Pour le bilan, on ne peut qu’être d’accord… Mais quand Chirac et ses « partenaires » africains dénoncent aussi le fait que les pays riches auraient « délaissé » l’Afrique, pour ne s’intéresser qu’à leur propre développement, quelle injustice ! Bien au contraire, les grandes puissances, en premier lieu les anciennes puissances coloniales, n’ont jamais cessé de « s’intéresser » à l’Afrique. Pour son plus grand malheur.

Si le continent africain pèse peu dans le commerce mondial, en valeur, il alimente tout de même les pays développés en matières premières, en hydrocarbures, en bois, en minerais, en produits alimentaires. Ce sont des firmes françaises, américaines, anglaises, allemandes, qui contrôlent ces richesses et en tirent de gigantesques revenus. C’est TotalFinaElf qui profite du pétrole algérien, congolais, gabonais, angolais, en ne laissant que quelques miettes aux dictatures qui sur place veillent sur leurs intérêts. C’est encore la bourgeoisie des pays développés qui achève de saigner les populations africaines par le mécanisme de la dette, que les Etats sont mis en demeure de payer en fermant les écoles et les hôpitaux, en sacrifiant les investissements de long terme dans les routes, l’eau ou l’électricité.

Les grandes puissances s’intéressent tellement à l’Afrique qu’elles en viennent à se heurter les unes aux autres pour le partage du gâteau, comme au bon vieux temps des colonies ! Pour préserver son pré carré africain, la France a toujours soutenu les pires dictatures. Elle a financé et armé le régime militaire d’extrême-droite hutue, au point de lui permettre de perpétrer le génocide de près d’un million de tutsis en 1994. Elle a fomenté la guerre civile au Congo-Brazzaville, pour aider son poulain Sassou N’Guesso à reprendre le pouvoir en 1998. Elle appuie sans failles et sans états d’âme la dictature militaire algérienne, qui terrorise la population pour continuer de monopoliser la rente pétrolière.

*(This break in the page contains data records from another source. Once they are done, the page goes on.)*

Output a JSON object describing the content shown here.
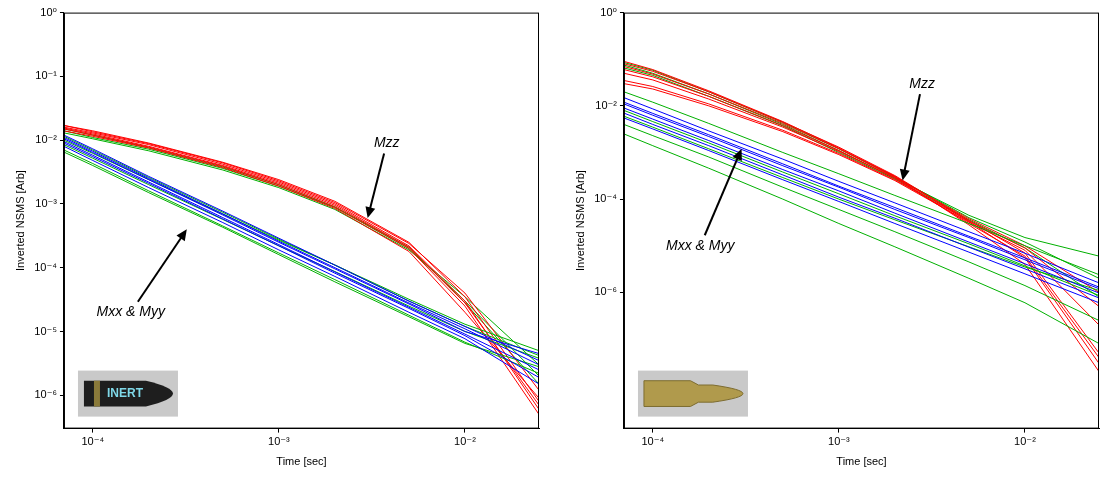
{
  "chart_data": [
    {
      "type": "line",
      "log": true,
      "grid": false,
      "x_label": "Time [sec]",
      "y_label": "Inverted NSMS [Arb]",
      "xlim": [
        7e-05,
        0.025
      ],
      "ylim": [
        3e-07,
        1
      ],
      "xticks": [
        {
          "value": 0.0001,
          "label": "10⁻⁴"
        },
        {
          "value": 0.001,
          "label": "10⁻³"
        },
        {
          "value": 0.01,
          "label": "10⁻²"
        }
      ],
      "yticks": [
        {
          "value": 1,
          "label": "10⁰"
        },
        {
          "value": 0.1,
          "label": "10⁻¹"
        },
        {
          "value": 0.01,
          "label": "10⁻²"
        },
        {
          "value": 0.001,
          "label": "10⁻³"
        },
        {
          "value": 0.0001,
          "label": "10⁻⁴"
        },
        {
          "value": 1e-05,
          "label": "10⁻⁵"
        },
        {
          "value": 1e-06,
          "label": "10⁻⁶"
        }
      ],
      "x": [
        7e-05,
        0.0001,
        0.0002,
        0.0005,
        0.001,
        0.002,
        0.005,
        0.01,
        0.025
      ],
      "series": [
        {
          "color": "#0000ff",
          "values": [
            0.012,
            0.0073,
            0.0027,
            0.00077,
            0.00029,
            0.00011,
            3e-05,
            1.2e-05,
            3.5e-06
          ]
        },
        {
          "color": "#0000ff",
          "values": [
            0.011,
            0.0067,
            0.0025,
            0.0007,
            0.00026,
            0.0001,
            2.8e-05,
            1.1e-05,
            3e-06
          ]
        },
        {
          "color": "#0000ff",
          "values": [
            0.0095,
            0.0058,
            0.0022,
            0.00061,
            0.00023,
            8.6e-05,
            2.4e-05,
            9.1e-06,
            2.5e-06
          ]
        },
        {
          "color": "#0000ff",
          "values": [
            0.009,
            0.0055,
            0.0021,
            0.00058,
            0.00022,
            8.2e-05,
            2.3e-05,
            8.6e-06,
            1.9e-06
          ]
        },
        {
          "color": "#0000ff",
          "values": [
            0.008,
            0.0048,
            0.0018,
            0.00051,
            0.00019,
            7.3e-05,
            2e-05,
            7.7e-06,
            1.5e-06
          ]
        },
        {
          "color": "#0000ff",
          "values": [
            0.0105,
            0.0064,
            0.0024,
            0.00067,
            0.00025,
            9.6e-05,
            2.7e-05,
            1e-05,
            4.5e-06
          ]
        },
        {
          "color": "#00b000",
          "values": [
            0.01,
            0.0062,
            0.0024,
            0.00069,
            0.00027,
            0.00011,
            3.2e-05,
            1.3e-05,
            5e-06
          ]
        },
        {
          "color": "#00b000",
          "values": [
            0.0085,
            0.0052,
            0.002,
            0.00057,
            0.00022,
            8.7e-05,
            2.5e-05,
            1e-05,
            3.8e-06
          ]
        },
        {
          "color": "#00b000",
          "values": [
            0.007,
            0.0043,
            0.0016,
            0.00045,
            0.00017,
            6.5e-05,
            1.8e-05,
            6.8e-06,
            2.2e-06
          ]
        },
        {
          "color": "#00b000",
          "values": [
            0.0065,
            0.004,
            0.0015,
            0.00043,
            0.00016,
            6e-05,
            1.7e-05,
            6.5e-06,
            2.8e-06
          ]
        },
        {
          "color": "#00b000",
          "values": [
            0.0115,
            0.007,
            0.0026,
            0.00074,
            0.00028,
            0.00011,
            3e-05,
            1.2e-05,
            4.2e-06
          ]
        },
        {
          "color": "#ff0000",
          "values": [
            0.017,
            0.014,
            0.009,
            0.0045,
            0.0024,
            0.0011,
            0.00025,
            3.5e-05,
            8e-07
          ]
        },
        {
          "color": "#ff0000",
          "values": [
            0.016,
            0.013,
            0.0085,
            0.0042,
            0.0022,
            0.001,
            0.00022,
            3e-05,
            6e-07
          ]
        },
        {
          "color": "#ff0000",
          "values": [
            0.015,
            0.012,
            0.0078,
            0.0039,
            0.002,
            0.0009,
            0.0002,
            2.5e-05,
            5e-07
          ]
        },
        {
          "color": "#ff0000",
          "values": [
            0.014,
            0.0115,
            0.0075,
            0.0037,
            0.0019,
            0.00085,
            0.00018,
            2e-05,
            9e-07
          ]
        },
        {
          "color": "#ff0000",
          "values": [
            0.017,
            0.0135,
            0.0088,
            0.0044,
            0.0023,
            0.00105,
            0.00024,
            4e-05,
            1.2e-06
          ]
        },
        {
          "color": "#ff0000",
          "values": [
            0.0155,
            0.0125,
            0.008,
            0.004,
            0.0021,
            0.00095,
            0.00021,
            2.8e-05,
            7e-07
          ]
        },
        {
          "color": "#00b000",
          "values": [
            0.014,
            0.011,
            0.0072,
            0.0036,
            0.0019,
            0.00088,
            0.0002,
            3e-05,
            2e-06
          ]
        },
        {
          "color": "#00b000",
          "values": [
            0.013,
            0.0105,
            0.0068,
            0.0034,
            0.0018,
            0.00082,
            0.00019,
            3.5e-05,
            3e-06
          ]
        },
        {
          "color": "#00b000",
          "values": [
            0.015,
            0.012,
            0.0076,
            0.0038,
            0.002,
            0.0009,
            0.00021,
            2.8e-05,
            1.5e-06
          ]
        }
      ],
      "annotations": [
        {
          "text": "Mzz",
          "text_x": 0.0038,
          "text_y": 0.009,
          "x": 0.003,
          "y": 0.0006
        },
        {
          "text": "Mxx & Myy",
          "text_x": 0.00016,
          "text_y": 2e-05,
          "x": 0.00032,
          "y": 0.0004
        }
      ],
      "photo_text": "INERT"
    },
    {
      "type": "line",
      "log": true,
      "grid": false,
      "x_label": "Time [sec]",
      "y_label": "Inverted NSMS [Arb]",
      "xlim": [
        7e-05,
        0.025
      ],
      "ylim": [
        1.2e-09,
        1
      ],
      "xticks": [
        {
          "value": 0.0001,
          "label": "10⁻⁴"
        },
        {
          "value": 0.001,
          "label": "10⁻³"
        },
        {
          "value": 0.01,
          "label": "10⁻²"
        }
      ],
      "yticks": [
        {
          "value": 1,
          "label": "10⁰"
        },
        {
          "value": 0.01,
          "label": "10⁻²"
        },
        {
          "value": 0.0001,
          "label": "10⁻⁴"
        },
        {
          "value": 1e-06,
          "label": "10⁻⁶"
        }
      ],
      "x": [
        7e-05,
        0.0001,
        0.0002,
        0.0005,
        0.001,
        0.002,
        0.005,
        0.01,
        0.025
      ],
      "series": [
        {
          "color": "#0000ff",
          "values": [
            0.012,
            0.0069,
            0.0024,
            0.00057,
            0.00019,
            6.6e-05,
            1.6e-05,
            5.5e-06,
            1.3e-06
          ]
        },
        {
          "color": "#0000ff",
          "values": [
            0.009,
            0.0052,
            0.0018,
            0.00043,
            0.00015,
            5e-05,
            1.2e-05,
            4.1e-06,
            9.7e-07
          ]
        },
        {
          "color": "#0000ff",
          "values": [
            0.007,
            0.004,
            0.0014,
            0.00033,
            0.00011,
            3.9e-05,
            9.3e-06,
            3.2e-06,
            7.6e-07
          ]
        },
        {
          "color": "#0000ff",
          "values": [
            0.015,
            0.0086,
            0.0029,
            0.00072,
            0.00024,
            8.3e-05,
            2e-05,
            6.9e-06,
            1.6e-06
          ]
        },
        {
          "color": "#0000ff",
          "values": [
            0.0055,
            0.0032,
            0.0011,
            0.00026,
            8.9e-05,
            3e-05,
            7.3e-06,
            2.5e-06,
            6e-07
          ]
        },
        {
          "color": "#0000ff",
          "values": [
            0.011,
            0.0063,
            0.0022,
            0.00052,
            0.00018,
            6e-05,
            1.5e-05,
            5e-06,
            1.2e-06
          ]
        },
        {
          "color": "#00b000",
          "values": [
            0.02,
            0.012,
            0.0042,
            0.001,
            0.00035,
            0.00012,
            3e-05,
            1e-05,
            2.4e-06
          ]
        },
        {
          "color": "#00b000",
          "values": [
            0.008,
            0.0046,
            0.0016,
            0.00038,
            0.00013,
            4.4e-05,
            1.1e-05,
            3.7e-06,
            8.6e-07
          ]
        },
        {
          "color": "#00b000",
          "values": [
            0.004,
            0.0023,
            0.0008,
            0.00018,
            6e-05,
            2e-05,
            4.5e-06,
            1.4e-06,
            2.5e-07
          ]
        },
        {
          "color": "#00b000",
          "values": [
            0.0025,
            0.0014,
            0.00046,
            0.0001,
            3e-05,
            9.5e-06,
            2e-06,
            6e-07,
            8e-08
          ]
        },
        {
          "color": "#00b000",
          "values": [
            0.006,
            0.0035,
            0.0012,
            0.00029,
            0.0001,
            3.6e-05,
            9.5e-06,
            3.5e-06,
            1.1e-06
          ]
        },
        {
          "color": "#ff0000",
          "values": [
            0.08,
            0.055,
            0.02,
            0.0045,
            0.0013,
            0.00032,
            3.5e-05,
            7e-06,
            5e-08
          ]
        },
        {
          "color": "#ff0000",
          "values": [
            0.06,
            0.042,
            0.016,
            0.0038,
            0.0011,
            0.00028,
            3e-05,
            6e-06,
            4e-08
          ]
        },
        {
          "color": "#ff0000",
          "values": [
            0.03,
            0.023,
            0.01,
            0.0028,
            0.0009,
            0.00025,
            3.2e-05,
            8e-06,
            2e-07
          ]
        },
        {
          "color": "#ff0000",
          "values": [
            0.035,
            0.026,
            0.011,
            0.003,
            0.00095,
            0.00026,
            3.4e-05,
            9e-06,
            5e-07
          ]
        },
        {
          "color": "#ff0000",
          "values": [
            0.07,
            0.048,
            0.018,
            0.0042,
            0.0012,
            0.0003,
            2.8e-05,
            4e-06,
            2e-08
          ]
        },
        {
          "color": "#ff0000",
          "values": [
            0.05,
            0.036,
            0.014,
            0.0035,
            0.00105,
            0.00029,
            3.8e-05,
            1e-05,
            1e-06
          ]
        },
        {
          "color": "#ff0000",
          "values": [
            0.09,
            0.06,
            0.021,
            0.0046,
            0.00125,
            0.00031,
            3.3e-05,
            5.5e-06,
            3e-08
          ]
        },
        {
          "color": "#00b000",
          "values": [
            0.085,
            0.058,
            0.02,
            0.0044,
            0.0012,
            0.0003,
            4e-05,
            1.2e-05,
            2e-06
          ]
        },
        {
          "color": "#00b000",
          "values": [
            0.075,
            0.05,
            0.018,
            0.004,
            0.0011,
            0.00028,
            4.5e-05,
            1.5e-05,
            6e-06
          ]
        },
        {
          "color": "#00b000",
          "values": [
            0.065,
            0.045,
            0.016,
            0.0037,
            0.001,
            0.00027,
            3.6e-05,
            9e-06,
            8e-07
          ]
        }
      ],
      "annotations": [
        {
          "text": "Mzz",
          "text_x": 0.0028,
          "text_y": 0.03,
          "x": 0.0022,
          "y": 0.00025
        },
        {
          "text": "Mxx & Myy",
          "text_x": 0.00018,
          "text_y": 1e-05,
          "x": 0.0003,
          "y": 0.0012
        }
      ]
    }
  ]
}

Non, vraiment, les charmes de l’Afrique ne laissent pas indifférents les politiciens et les affairistes de Paris…

Une belle brochette de voleurs et d’assassins

Pour piller un continent, il faut mater les peuples. Pour fomenter des guerres civiles, il faut des seigneurs de guerre. Il faut donc des « amis » africains, c’est-à-dire des dictateurs. C’est un bel échantillon de cette bande de voleurs et d’assassins qu’on a vu parader autour du grand chef Chirac à l’Elysée.

Comme tous les requins, ils sont d’ailleurs en concurrence. C’est a qui sera le meilleur élève de l’impérialisme, en « modernisant » son économie, c’est-à-dire en l’ouvrant encore davantage aux intérêts économiques des grandes puissances et en serrant un peu plus la ceinture à sa population, ou encore en proposant ses services pour constituer des « forces africaines d’intervention » pour rétablir l’ordre dans telle ou telle région du continent, comme le font l’Afrique du sud ou le Nigeria.

Ce « nouveau partenariat » ne fait que du neuf avec l’ancien. C’est le vieux colonialisme de grand-père, aux défroques sans cesse reprisées.